Но к Зоряну Неждановичу она не пойдет. Избу его она собиралась обходить десятой дорогой после того, что сынок его старший, Перван, с ней едва не сотворил. Не ведала Отрада, как бы она смогла отца Первана о чем-то попросить... Верно, и тетка Русана уж свекру напела, какой негодной девка-мастерица приданого оказалась. Может, еще и выдумала пару злодеяний, которые Отрада совершила...
Она и сама не заметила, как начала плакать. Очнулась, когда закапали на дощатый пол вместо крови ее слезы. Отрада всхлипнула и сердито провела по шеке тыльной стороной ладони. Что реветь-то теперь... Сделанного не воротишь, да она и не намеревалась.

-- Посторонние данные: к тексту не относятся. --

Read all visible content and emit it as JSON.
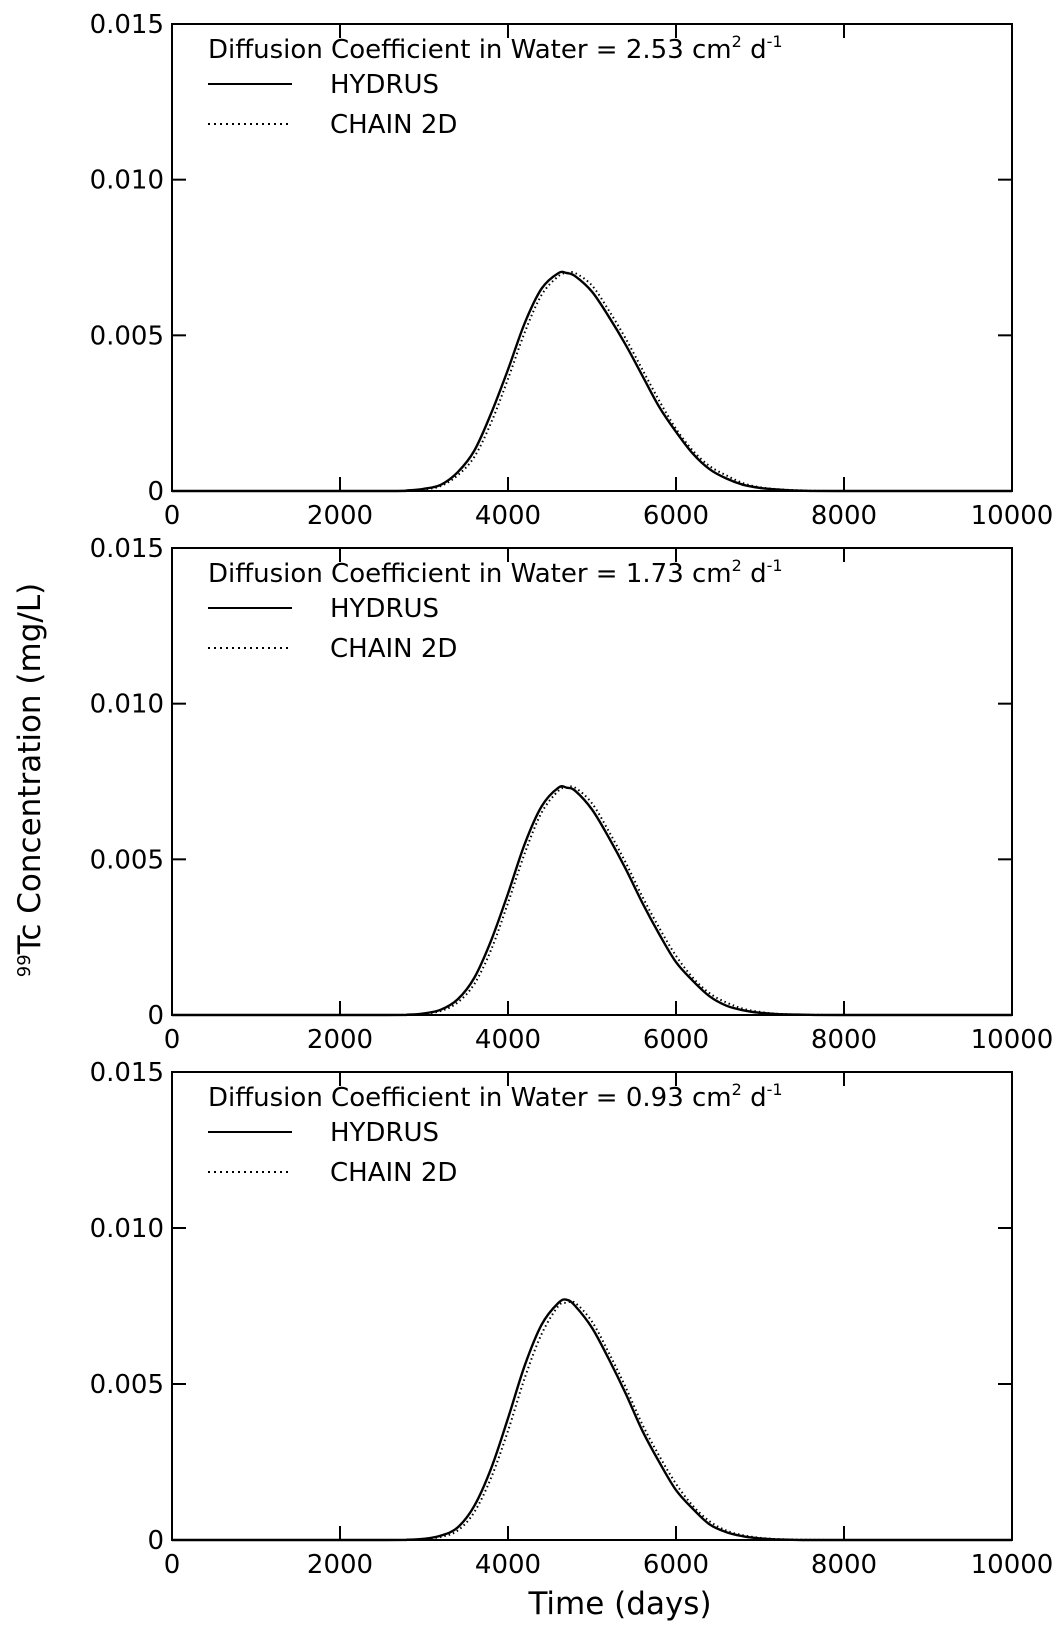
{
  "figure": {
    "ylabel_super": "99",
    "ylabel_main": "Tc Concentration (mg/L)",
    "xlabel": "Time (days)"
  },
  "chart_data": [
    {
      "type": "line",
      "annotation": {
        "text": "Diffusion Coefficient in Water = 2.53 cm",
        "unit_sup": "2",
        "unit_tail": " d",
        "unit_tail_sup": "-1"
      },
      "xlim": [
        0,
        10000
      ],
      "ylim": [
        0,
        0.015
      ],
      "x_ticks": [
        "0",
        "2000",
        "4000",
        "6000",
        "8000",
        "10000"
      ],
      "y_ticks": [
        "0",
        "0.005",
        "0.010",
        "0.015"
      ],
      "grid": false,
      "legend_placement": "top-left",
      "x": [
        2500,
        2800,
        3000,
        3200,
        3400,
        3600,
        3800,
        4000,
        4200,
        4400,
        4600,
        4700,
        4800,
        5000,
        5200,
        5400,
        5600,
        5800,
        6000,
        6200,
        6400,
        6600,
        6800,
        7000,
        7200,
        7500,
        8000
      ],
      "series": [
        {
          "name": "HYDRUS",
          "style": "solid",
          "values": [
            0.0,
            2e-05,
            7e-05,
            0.0002,
            0.0006,
            0.0013,
            0.0025,
            0.0039,
            0.0054,
            0.0065,
            0.007,
            0.007,
            0.0069,
            0.0064,
            0.0056,
            0.0047,
            0.0037,
            0.0027,
            0.0019,
            0.0012,
            0.0007,
            0.0004,
            0.0002,
            0.0001,
            5e-05,
            1e-05,
            0.0
          ]
        },
        {
          "name": "CHAIN 2D",
          "style": "dotted",
          "values": [
            0.0,
            1e-05,
            5e-05,
            0.00016,
            0.0005,
            0.0011,
            0.0022,
            0.0036,
            0.0051,
            0.0063,
            0.0069,
            0.007,
            0.007,
            0.0066,
            0.0058,
            0.0049,
            0.0039,
            0.0029,
            0.002,
            0.0013,
            0.0008,
            0.0005,
            0.00025,
            0.00012,
            6e-05,
            2e-05,
            0.0
          ]
        }
      ]
    },
    {
      "type": "line",
      "annotation": {
        "text": "Diffusion Coefficient in Water = 1.73 cm",
        "unit_sup": "2",
        "unit_tail": " d",
        "unit_tail_sup": "-1"
      },
      "xlim": [
        0,
        10000
      ],
      "ylim": [
        0,
        0.015
      ],
      "x_ticks": [
        "0",
        "2000",
        "4000",
        "6000",
        "8000",
        "10000"
      ],
      "y_ticks": [
        "0",
        "0.005",
        "0.010",
        "0.015"
      ],
      "grid": false,
      "legend_placement": "top-left",
      "x": [
        2500,
        2800,
        3000,
        3200,
        3400,
        3600,
        3800,
        4000,
        4200,
        4400,
        4600,
        4700,
        4800,
        5000,
        5200,
        5400,
        5600,
        5800,
        6000,
        6200,
        6400,
        6600,
        6800,
        7000,
        7200,
        7500,
        8000
      ],
      "series": [
        {
          "name": "HYDRUS",
          "style": "solid",
          "values": [
            0.0,
            1e-05,
            5e-05,
            0.00017,
            0.0005,
            0.0012,
            0.0024,
            0.0039,
            0.0055,
            0.0067,
            0.0073,
            0.0073,
            0.0072,
            0.0066,
            0.0057,
            0.0047,
            0.0036,
            0.0026,
            0.0017,
            0.0011,
            0.0006,
            0.0003,
            0.00015,
            7e-05,
            3e-05,
            1e-05,
            0.0
          ]
        },
        {
          "name": "CHAIN 2D",
          "style": "dotted",
          "values": [
            0.0,
            1e-05,
            4e-05,
            0.00013,
            0.0004,
            0.001,
            0.0021,
            0.0036,
            0.0052,
            0.0065,
            0.0072,
            0.0073,
            0.0073,
            0.0068,
            0.0059,
            0.0049,
            0.0038,
            0.0028,
            0.0019,
            0.0012,
            0.0007,
            0.0004,
            0.0002,
            0.0001,
            4e-05,
            1e-05,
            0.0
          ]
        }
      ]
    },
    {
      "type": "line",
      "annotation": {
        "text": "Diffusion Coefficient in Water = 0.93 cm",
        "unit_sup": "2",
        "unit_tail": " d",
        "unit_tail_sup": "-1"
      },
      "xlim": [
        0,
        10000
      ],
      "ylim": [
        0,
        0.015
      ],
      "x_ticks": [
        "0",
        "2000",
        "4000",
        "6000",
        "8000",
        "10000"
      ],
      "y_ticks": [
        "0",
        "0.005",
        "0.010",
        "0.015"
      ],
      "grid": false,
      "legend_placement": "top-left",
      "x": [
        2500,
        2800,
        3000,
        3200,
        3400,
        3600,
        3800,
        4000,
        4200,
        4400,
        4600,
        4700,
        4800,
        5000,
        5200,
        5400,
        5600,
        5800,
        6000,
        6200,
        6400,
        6600,
        6800,
        7000,
        7200,
        7500,
        8000
      ],
      "series": [
        {
          "name": "HYDRUS",
          "style": "solid",
          "values": [
            0.0,
            1e-05,
            4e-05,
            0.00014,
            0.0004,
            0.0011,
            0.0023,
            0.0039,
            0.0056,
            0.0069,
            0.0076,
            0.0077,
            0.0075,
            0.0068,
            0.0058,
            0.0047,
            0.0035,
            0.0025,
            0.0016,
            0.001,
            0.0005,
            0.00025,
            0.00012,
            5e-05,
            2e-05,
            0.0,
            0.0
          ]
        },
        {
          "name": "CHAIN 2D",
          "style": "dotted",
          "values": [
            0.0,
            0.0,
            3e-05,
            0.0001,
            0.0003,
            0.0009,
            0.002,
            0.0035,
            0.0052,
            0.0066,
            0.0075,
            0.0076,
            0.0076,
            0.007,
            0.006,
            0.0049,
            0.0037,
            0.0027,
            0.0018,
            0.0011,
            0.0006,
            0.0003,
            0.00015,
            7e-05,
            3e-05,
            1e-05,
            0.0
          ]
        }
      ]
    }
  ]
}
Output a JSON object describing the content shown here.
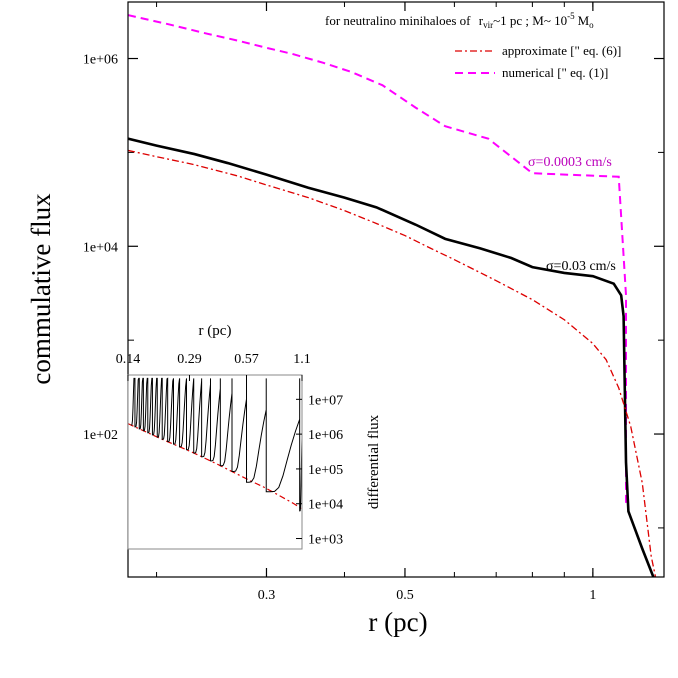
{
  "chart_data": [
    {
      "id": "main",
      "type": "line",
      "scale": {
        "x": "log",
        "y": "log"
      },
      "xlim": [
        0.18,
        1.3
      ],
      "ylim": [
        3,
        4000000
      ],
      "xlabel": "r (pc)",
      "ylabel": "commulative flux",
      "x_ticks": [
        {
          "value": 0.3,
          "label": "0.3"
        },
        {
          "value": 0.5,
          "label": "0.5"
        },
        {
          "value": 1,
          "label": "1"
        }
      ],
      "y_ticks": [
        {
          "value": 100,
          "label": "1e+02"
        },
        {
          "value": 10000,
          "label": "1e+04"
        },
        {
          "value": 1000000,
          "label": "1e+06"
        }
      ],
      "title": {
        "prefix": "for neutralino minihaloes of",
        "rvir_sym": "r",
        "rvir_sub": "vir",
        "rvir_val": "~1 pc ; M~ 10",
        "exp": "-5",
        "unit": "M",
        "unit_sub": "o"
      },
      "legend": [
        {
          "key": "approximate",
          "label": "approximate  [\" eq. (6)]",
          "color": "#dd0000",
          "dash": "dashdot"
        },
        {
          "key": "numerical",
          "label": "numerical [\" eq. (1)]",
          "color": "#ff00ff",
          "dash": "dashed"
        }
      ],
      "annotations": [
        {
          "key": "sig1",
          "text": "σ=0.0003 cm/s",
          "x": 0.84,
          "y": 78000,
          "color": "#bb00bb"
        },
        {
          "key": "sig2",
          "text": "σ=0.03 cm/s",
          "x": 0.86,
          "y": 7300,
          "color": "#000000"
        }
      ],
      "series": [
        {
          "name": "numerical σ=0.0003 cm/s",
          "color": "#ff00ff",
          "dash": "dashed",
          "points": [
            [
              0.18,
              2900000
            ],
            [
              0.21,
              2300000
            ],
            [
              0.24,
              1850000
            ],
            [
              0.27,
              1550000
            ],
            [
              0.3,
              1300000
            ],
            [
              0.33,
              1120000
            ],
            [
              0.37,
              900000
            ],
            [
              0.41,
              720000
            ],
            [
              0.46,
              520000
            ],
            [
              0.52,
              300000
            ],
            [
              0.58,
              190000
            ],
            [
              0.68,
              140000
            ],
            [
              0.8,
              60000
            ],
            [
              1.1,
              55000
            ],
            [
              1.13,
              3000
            ],
            [
              1.13,
              1600
            ],
            [
              1.13,
              18
            ]
          ]
        },
        {
          "name": "numerical σ=0.03 cm/s",
          "color": "#000000",
          "dash": "solid",
          "points": [
            [
              0.18,
              140000
            ],
            [
              0.2,
              118000
            ],
            [
              0.23,
              96000
            ],
            [
              0.26,
              77000
            ],
            [
              0.3,
              58000
            ],
            [
              0.35,
              42000
            ],
            [
              0.4,
              33000
            ],
            [
              0.45,
              26000
            ],
            [
              0.52,
              17000
            ],
            [
              0.58,
              12000
            ],
            [
              0.66,
              9500
            ],
            [
              0.74,
              7500
            ],
            [
              0.8,
              6000
            ],
            [
              0.9,
              5200
            ],
            [
              1.0,
              4800
            ],
            [
              1.08,
              4000
            ],
            [
              1.11,
              3000
            ],
            [
              1.12,
              1800
            ],
            [
              1.125,
              300
            ],
            [
              1.13,
              50
            ],
            [
              1.14,
              15
            ],
            [
              1.2,
              6
            ],
            [
              1.25,
              3
            ]
          ]
        },
        {
          "name": "approximate",
          "color": "#dd0000",
          "dash": "dashdot",
          "points": [
            [
              0.18,
              105000
            ],
            [
              0.2,
              90000
            ],
            [
              0.23,
              74000
            ],
            [
              0.27,
              56000
            ],
            [
              0.3,
              45000
            ],
            [
              0.35,
              33000
            ],
            [
              0.4,
              24000
            ],
            [
              0.45,
              17500
            ],
            [
              0.5,
              13000
            ],
            [
              0.55,
              9500
            ],
            [
              0.6,
              7200
            ],
            [
              0.7,
              4300
            ],
            [
              0.8,
              2700
            ],
            [
              0.9,
              1650
            ],
            [
              1.0,
              920
            ],
            [
              1.05,
              620
            ],
            [
              1.1,
              310
            ],
            [
              1.15,
              120
            ],
            [
              1.2,
              30
            ],
            [
              1.24,
              5
            ],
            [
              1.26,
              3
            ]
          ]
        }
      ]
    },
    {
      "id": "inset",
      "type": "line",
      "scale": {
        "x": "log",
        "y": "log"
      },
      "xlim": [
        0.14,
        1.1
      ],
      "ylim": [
        500,
        50000000
      ],
      "xlabel": "r (pc)",
      "ylabel": "differential flux",
      "x_ticks": [
        {
          "value": 0.14,
          "label": "0.14"
        },
        {
          "value": 0.29,
          "label": "0.29"
        },
        {
          "value": 0.57,
          "label": "0.57"
        },
        {
          "value": 1.1,
          "label": "1.1"
        }
      ],
      "y_ticks": [
        {
          "value": 1000,
          "label": "1e+03"
        },
        {
          "value": 10000,
          "label": "1e+04"
        },
        {
          "value": 100000,
          "label": "1e+05"
        },
        {
          "value": 1000000,
          "label": "1e+06"
        },
        {
          "value": 10000000,
          "label": "1e+07"
        }
      ],
      "spikes": [
        0.145,
        0.152,
        0.16,
        0.168,
        0.177,
        0.187,
        0.198,
        0.21,
        0.224,
        0.24,
        0.258,
        0.28,
        0.305,
        0.335,
        0.372,
        0.418,
        0.48,
        0.57,
        0.72,
        1.07
      ],
      "series": [
        {
          "name": "approximate",
          "color": "#dd0000",
          "dash": "dashdot",
          "points": [
            [
              0.14,
              2000000
            ],
            [
              0.2,
              800000
            ],
            [
              0.3,
              300000
            ],
            [
              0.4,
              140000
            ],
            [
              0.5,
              75000
            ],
            [
              0.6,
              45000
            ],
            [
              0.7,
              30000
            ],
            [
              0.8,
              20000
            ],
            [
              1.0,
              10000
            ],
            [
              1.1,
              7000
            ]
          ]
        }
      ]
    }
  ]
}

Вуй Избор сказал, что завтра еще придет. Снова ударит, коли она откажет? Это она перетерпит, хотя батюшка в жизни ее ни разу не ударил, а матушка, коли и учила хворостиной, так всегда за дело.
Но власти у него над нею нет, это ведал и он сам, и Отрада. Потому и злился так, что понимал: не может он несносную девку заставить да силком замуж за младшего сына выдать. Со свету сжить – это, пожалуй, может. А вот против воли заставить – нет.
Утерев слезы да покончив скоблить пол, Отрада поднялась на ноги и уселась за стол. Подвинула к себе миску с остывшей кашей и, вздохнув, взялась за деревянную ложку. Трапезничать в одиночестве она нескоро привыкнет.
Поутру отправилась Отрада к реке бучить белье. Откладывала все да откладывала, не хотелось из избы выходить после тризны по матери. А тем временем одежи изрядно накопилось, вот и пришлось за порог нос высунуть. Да еще и с синяком после дядькиного удара. Теперь-то Отрада жалела, что на седмице со стиркой не управилась. Но делать было нечего.
Из золы бучу они еще с матушкой сделали. А накануне днем Отрада замочила в чугунке нательные рубахи да тканные полотнища, а после отправили в печь – хорошенько погреться.